Safe pregnancy – dietary requirements

January 28, 2018

To ensure better health and a safe pregnancy the best things to do are:

  • Maintain healthy and hygienic habits
  • Eat a healthy, nutrient rich, well-balanced diet
  • Drink plenty of water
  • Vitamin and Mineral Supplementation

A healthy balanced diet usually means you do not need vitamin and mineral supplementation. Some women during pregnancy and breast feeding need extra nutrition supplementation.


It is recommended that folic acid should be taken for a minimum of one month before conception and for the first 12 weeks of pregnancy. The recommended dose of folic acid is at least 0.4mg daily to aid the prevention of neural tube defects (NTD). If you are at an increased risk of NTD (e.g. anticonvulsant medication, pre-pregnancy diabetes mellitus, previous child or family history of NTD or BMI >30), Dr. Sgroi will advise a 5mg daily dose. Women at increased risk of folate deficiency (e.g. multiple pregnancies, haemolytic anaemia) should take 5mg of folic acid throughout the pregnancy. Vitamin B12 Vegetarians and vegans should have Vitamin B12 supplement in pregnancy and breast feeding. (Recommended Daily Intake (RDI) 6 mcg/ day). DR. JOSEPH SGROI


Many women are deficient in Vitamin D particularly veiled women, those who use sunscreen on a regular basis and dark-skinned women. Obesity has also been identified as a risk factor. Routinely Dr. Sgroi will test your Vitamin D Level and advise whether you require supplementation. Vitamin D deficiency is known to be an important risk factor for the development of osteoporosis in later life.


Dr. Sgroi might request you take Vitamin K in late pregnancy if you have cholestasis of pregnancy. This is due to the fact that you will not absorb Vitamin K that well.


There is little evidence to support “routine” supplementation of other vitamins in pregnancy such as Vitamin A, C and E and, not unexpectedly, excessive quantities of fat soluble vitamins may be harmful.


The iron demands of pregnancy and breast feeding are increased due to the increase in your red blood cells, blood loss around the time of delivery and the demands of the developing baby and placenta. Iron supplementation is recommended for vegetarians and women with multiple pregnancies. The recommended daily intake is 30mg/day. See further information on anaemia in pregnancy


The recommended dietary intake of calcium per day for non-pregnant women is 1300mg (ages 14-18 years) and 1000mg (19-50 years).

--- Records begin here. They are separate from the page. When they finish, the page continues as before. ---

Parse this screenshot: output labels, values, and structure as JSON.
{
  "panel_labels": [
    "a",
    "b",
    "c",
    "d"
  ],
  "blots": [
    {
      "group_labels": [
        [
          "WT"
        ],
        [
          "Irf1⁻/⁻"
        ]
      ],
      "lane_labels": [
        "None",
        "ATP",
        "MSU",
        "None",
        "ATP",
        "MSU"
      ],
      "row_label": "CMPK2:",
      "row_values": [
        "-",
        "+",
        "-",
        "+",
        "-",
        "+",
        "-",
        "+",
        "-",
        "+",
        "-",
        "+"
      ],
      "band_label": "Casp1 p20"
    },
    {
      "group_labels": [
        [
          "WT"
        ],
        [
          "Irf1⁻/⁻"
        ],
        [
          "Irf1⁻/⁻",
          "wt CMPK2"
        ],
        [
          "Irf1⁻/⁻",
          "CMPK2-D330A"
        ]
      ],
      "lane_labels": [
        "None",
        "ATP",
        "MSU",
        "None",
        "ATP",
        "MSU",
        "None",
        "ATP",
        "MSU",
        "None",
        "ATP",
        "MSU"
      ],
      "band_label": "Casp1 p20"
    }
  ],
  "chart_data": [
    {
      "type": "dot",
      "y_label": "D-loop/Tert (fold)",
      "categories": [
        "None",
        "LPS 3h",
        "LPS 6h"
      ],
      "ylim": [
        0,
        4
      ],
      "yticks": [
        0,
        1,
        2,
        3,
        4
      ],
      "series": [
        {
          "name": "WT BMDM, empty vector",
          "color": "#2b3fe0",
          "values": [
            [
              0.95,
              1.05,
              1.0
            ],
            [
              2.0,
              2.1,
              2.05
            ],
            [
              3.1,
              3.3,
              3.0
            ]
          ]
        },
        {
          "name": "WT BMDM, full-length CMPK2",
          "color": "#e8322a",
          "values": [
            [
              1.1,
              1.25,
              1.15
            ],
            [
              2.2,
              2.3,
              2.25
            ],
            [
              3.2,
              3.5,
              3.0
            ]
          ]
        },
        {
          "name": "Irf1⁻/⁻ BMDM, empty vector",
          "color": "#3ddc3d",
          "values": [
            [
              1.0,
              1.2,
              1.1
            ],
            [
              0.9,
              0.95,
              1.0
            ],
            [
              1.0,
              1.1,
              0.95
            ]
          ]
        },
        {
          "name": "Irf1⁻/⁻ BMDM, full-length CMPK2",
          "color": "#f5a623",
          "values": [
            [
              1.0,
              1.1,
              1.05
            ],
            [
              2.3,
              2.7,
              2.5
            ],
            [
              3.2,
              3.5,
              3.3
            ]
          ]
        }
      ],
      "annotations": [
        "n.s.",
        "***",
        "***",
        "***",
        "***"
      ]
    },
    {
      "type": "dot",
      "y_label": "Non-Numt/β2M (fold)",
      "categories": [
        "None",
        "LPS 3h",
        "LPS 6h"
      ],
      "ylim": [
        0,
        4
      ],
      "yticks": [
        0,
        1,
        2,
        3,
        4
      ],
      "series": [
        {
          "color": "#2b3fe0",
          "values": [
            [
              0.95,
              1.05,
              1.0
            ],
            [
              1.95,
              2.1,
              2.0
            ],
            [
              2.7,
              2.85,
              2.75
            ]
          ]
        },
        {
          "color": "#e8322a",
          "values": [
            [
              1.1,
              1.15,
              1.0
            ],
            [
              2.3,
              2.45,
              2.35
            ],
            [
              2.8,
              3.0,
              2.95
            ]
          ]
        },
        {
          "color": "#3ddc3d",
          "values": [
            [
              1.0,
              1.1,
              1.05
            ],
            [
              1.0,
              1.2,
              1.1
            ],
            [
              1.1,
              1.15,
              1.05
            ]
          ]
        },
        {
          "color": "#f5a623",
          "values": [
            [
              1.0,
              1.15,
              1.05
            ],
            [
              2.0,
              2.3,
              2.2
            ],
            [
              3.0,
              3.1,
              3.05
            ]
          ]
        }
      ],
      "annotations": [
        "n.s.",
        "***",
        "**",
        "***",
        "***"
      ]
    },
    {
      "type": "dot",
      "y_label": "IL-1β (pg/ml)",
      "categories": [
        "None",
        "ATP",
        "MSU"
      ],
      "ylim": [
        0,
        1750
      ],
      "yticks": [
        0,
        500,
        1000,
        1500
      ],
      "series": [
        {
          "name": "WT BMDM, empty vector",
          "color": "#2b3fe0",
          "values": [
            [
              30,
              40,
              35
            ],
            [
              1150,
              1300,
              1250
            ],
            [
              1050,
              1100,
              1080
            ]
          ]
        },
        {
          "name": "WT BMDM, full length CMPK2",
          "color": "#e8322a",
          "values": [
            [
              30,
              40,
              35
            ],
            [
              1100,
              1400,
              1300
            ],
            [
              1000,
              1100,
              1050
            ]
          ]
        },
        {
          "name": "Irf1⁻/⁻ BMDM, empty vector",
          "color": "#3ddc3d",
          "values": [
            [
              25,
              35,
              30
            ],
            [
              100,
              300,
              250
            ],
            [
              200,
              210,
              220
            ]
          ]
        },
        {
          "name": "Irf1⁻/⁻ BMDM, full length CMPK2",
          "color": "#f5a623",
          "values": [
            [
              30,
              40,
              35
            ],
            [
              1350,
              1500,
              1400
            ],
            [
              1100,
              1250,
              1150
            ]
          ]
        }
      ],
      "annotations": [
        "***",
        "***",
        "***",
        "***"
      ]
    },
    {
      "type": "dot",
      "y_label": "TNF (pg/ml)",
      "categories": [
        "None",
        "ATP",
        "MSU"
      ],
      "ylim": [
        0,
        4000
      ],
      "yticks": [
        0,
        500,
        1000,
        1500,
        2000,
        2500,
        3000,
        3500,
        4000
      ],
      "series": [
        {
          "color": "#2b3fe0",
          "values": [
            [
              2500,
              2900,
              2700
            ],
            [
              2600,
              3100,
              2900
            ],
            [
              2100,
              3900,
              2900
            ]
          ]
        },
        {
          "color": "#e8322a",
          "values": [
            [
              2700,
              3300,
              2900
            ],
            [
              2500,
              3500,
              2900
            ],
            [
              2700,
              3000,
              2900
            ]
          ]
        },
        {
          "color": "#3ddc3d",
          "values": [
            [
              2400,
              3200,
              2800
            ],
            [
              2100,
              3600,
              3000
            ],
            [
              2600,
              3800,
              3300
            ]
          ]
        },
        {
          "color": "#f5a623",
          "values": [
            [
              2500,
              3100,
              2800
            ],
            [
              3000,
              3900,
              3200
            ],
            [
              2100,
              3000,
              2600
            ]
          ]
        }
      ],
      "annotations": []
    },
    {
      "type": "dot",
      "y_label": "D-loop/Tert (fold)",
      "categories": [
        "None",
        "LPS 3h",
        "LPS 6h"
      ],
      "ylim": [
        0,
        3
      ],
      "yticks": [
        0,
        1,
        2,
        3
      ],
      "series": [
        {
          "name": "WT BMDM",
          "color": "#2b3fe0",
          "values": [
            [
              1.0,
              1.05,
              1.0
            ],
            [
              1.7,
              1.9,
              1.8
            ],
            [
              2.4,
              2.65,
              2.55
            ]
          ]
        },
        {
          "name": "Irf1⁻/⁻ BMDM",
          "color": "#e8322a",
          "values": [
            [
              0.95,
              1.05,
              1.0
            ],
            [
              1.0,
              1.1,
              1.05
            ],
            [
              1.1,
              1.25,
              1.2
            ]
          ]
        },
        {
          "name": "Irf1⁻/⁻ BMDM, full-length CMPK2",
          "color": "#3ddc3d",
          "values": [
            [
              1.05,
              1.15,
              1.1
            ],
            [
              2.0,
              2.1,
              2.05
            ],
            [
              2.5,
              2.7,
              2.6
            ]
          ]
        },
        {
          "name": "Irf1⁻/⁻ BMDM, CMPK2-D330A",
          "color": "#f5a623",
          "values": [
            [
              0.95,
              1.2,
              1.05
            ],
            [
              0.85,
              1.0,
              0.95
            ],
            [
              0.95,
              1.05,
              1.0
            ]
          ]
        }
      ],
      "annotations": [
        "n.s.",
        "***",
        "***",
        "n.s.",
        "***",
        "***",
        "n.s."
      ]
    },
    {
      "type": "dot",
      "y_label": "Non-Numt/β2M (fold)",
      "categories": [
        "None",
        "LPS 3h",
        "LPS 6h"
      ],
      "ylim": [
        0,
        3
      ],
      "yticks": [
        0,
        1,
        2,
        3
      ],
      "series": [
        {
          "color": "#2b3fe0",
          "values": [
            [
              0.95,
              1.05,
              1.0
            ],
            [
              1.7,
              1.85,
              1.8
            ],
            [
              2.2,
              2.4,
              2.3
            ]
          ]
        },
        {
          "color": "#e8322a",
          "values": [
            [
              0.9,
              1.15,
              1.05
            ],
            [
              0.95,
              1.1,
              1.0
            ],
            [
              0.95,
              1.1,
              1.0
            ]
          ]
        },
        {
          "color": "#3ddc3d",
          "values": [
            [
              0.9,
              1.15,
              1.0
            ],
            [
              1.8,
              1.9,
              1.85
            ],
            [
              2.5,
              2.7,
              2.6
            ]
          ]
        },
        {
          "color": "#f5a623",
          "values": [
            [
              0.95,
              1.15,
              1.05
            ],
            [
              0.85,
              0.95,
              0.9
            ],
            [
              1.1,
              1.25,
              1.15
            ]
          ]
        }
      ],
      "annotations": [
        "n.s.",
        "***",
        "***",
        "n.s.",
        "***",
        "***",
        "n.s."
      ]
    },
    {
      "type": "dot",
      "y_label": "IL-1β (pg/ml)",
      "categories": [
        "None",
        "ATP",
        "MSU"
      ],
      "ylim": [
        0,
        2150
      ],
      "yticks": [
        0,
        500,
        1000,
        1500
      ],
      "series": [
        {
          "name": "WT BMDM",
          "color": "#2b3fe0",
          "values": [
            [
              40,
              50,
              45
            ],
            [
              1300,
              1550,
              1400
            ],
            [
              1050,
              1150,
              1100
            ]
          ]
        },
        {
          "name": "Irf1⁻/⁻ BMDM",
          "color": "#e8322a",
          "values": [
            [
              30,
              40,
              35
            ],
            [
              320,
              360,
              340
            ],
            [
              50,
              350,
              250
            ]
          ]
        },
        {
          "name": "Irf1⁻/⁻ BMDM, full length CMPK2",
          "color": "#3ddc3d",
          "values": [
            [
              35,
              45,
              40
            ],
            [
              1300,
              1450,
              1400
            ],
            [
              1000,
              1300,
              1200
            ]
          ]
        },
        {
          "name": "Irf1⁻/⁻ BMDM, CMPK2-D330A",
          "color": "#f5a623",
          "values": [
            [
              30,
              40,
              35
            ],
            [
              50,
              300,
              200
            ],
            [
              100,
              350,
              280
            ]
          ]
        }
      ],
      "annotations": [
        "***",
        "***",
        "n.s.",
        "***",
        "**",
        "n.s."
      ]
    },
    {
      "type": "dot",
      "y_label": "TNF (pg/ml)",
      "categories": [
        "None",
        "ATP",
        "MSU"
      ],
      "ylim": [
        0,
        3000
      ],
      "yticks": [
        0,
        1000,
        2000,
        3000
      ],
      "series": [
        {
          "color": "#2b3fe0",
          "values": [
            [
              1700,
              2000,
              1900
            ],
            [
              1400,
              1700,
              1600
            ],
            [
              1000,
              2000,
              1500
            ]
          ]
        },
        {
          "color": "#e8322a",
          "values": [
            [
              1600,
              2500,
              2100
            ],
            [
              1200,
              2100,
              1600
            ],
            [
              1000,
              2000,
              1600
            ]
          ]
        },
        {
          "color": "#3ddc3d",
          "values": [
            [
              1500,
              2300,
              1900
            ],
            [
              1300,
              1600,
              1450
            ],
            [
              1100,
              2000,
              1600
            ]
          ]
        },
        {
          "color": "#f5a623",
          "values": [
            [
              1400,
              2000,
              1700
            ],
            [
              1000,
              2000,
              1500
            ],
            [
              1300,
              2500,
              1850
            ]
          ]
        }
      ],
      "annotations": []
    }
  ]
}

Iodine deficiency appears to be increasing in frequency. This may in part be related to a reduction in iodised salt intake and reduction of iodine in milk Subclinical hypothyroidism can lead to recurrent miscarriages. Therefore avoiding iodine deficiency in pregnancy is important. Women who are pregnant, breast feeding or considering pregnancy should take an iodine supplement of 150 micrograms each day.


There is little evidence to support “routine” supplementation of other minerals in pregnancy such as magnesium, fluoride, zinc or rare minerals. Other Nutritional Supplements There is no extensive research showing the benefits of nutritional supplements in pregnancy e.g. omega-3 fatty acids. It probably best advice would be to avoid such supplements, particularly in the first trimester of pregnancy where any major risk to the pregnancy can be avoided.